As political scholars Bill Galston and Elaine Kamarck have argued in a report for my organization, the Progressive Policy Institute, it’s a mistake to equate the African American experience with that of Hispanics, who arrived here voluntarily as immigrants.  

Working-class Hispanics, they note, are far less likely than Blacks to view abusive policing as evidence of systemic racism, to give high priority to criminal justice reform, or to support critical race theory in schools.  

They also tend to be more hawkish on foreign policy, resistant to socialism (many fled socialist countries like Cuba and Venezuela) and for stronger border controls to stem the influx of illegal migrants. 

Crucially, Hispanic voters are entrepreneurial and seem more interested in upward mobility than redistribution in the name of equity.   

“Democrats must consider the possibility that Hispanics will turn out to be the Italians of the 21st century — family-oriented, religious, patriotic, striving to succeed in their adopted country, and supportive of public policies that expand economic opportunity without dictating results,” Galston and Kamarck say

All this points to the futility of trying to pigeonhole voters by race, ethnicity and continent of origin.

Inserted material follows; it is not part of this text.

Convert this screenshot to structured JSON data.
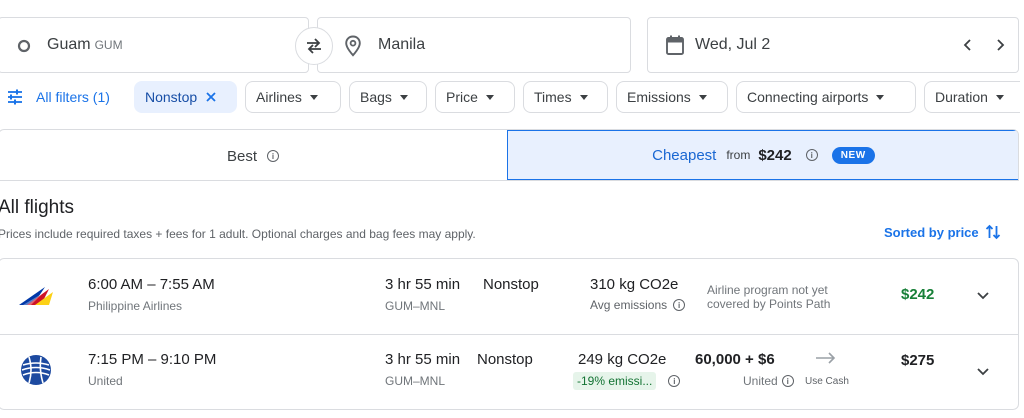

As the voters of color myth crumbles, Democrats should shift their focus from identity to class.   

The nonwhite working class is frustrated with Democrats for essentially the same reasons that many white working-class voters have decamped to the Republican Party.  

Both groups are put off by cultural leftism, big spending programs that don’t seem to improve their lives, and elite “luxury beliefs” that are far removed from their everyday struggles. 

This is actually good news for Democrats. It shows that race is not an insuperable barrier to reaching white working-class voters. By reorienting their policies around the economic priorities and cultural moderation of working-class voters, Democrats can win them across race and ethnic lines. 

Will Marshall is the founder and president of the Progressive Policy Institute.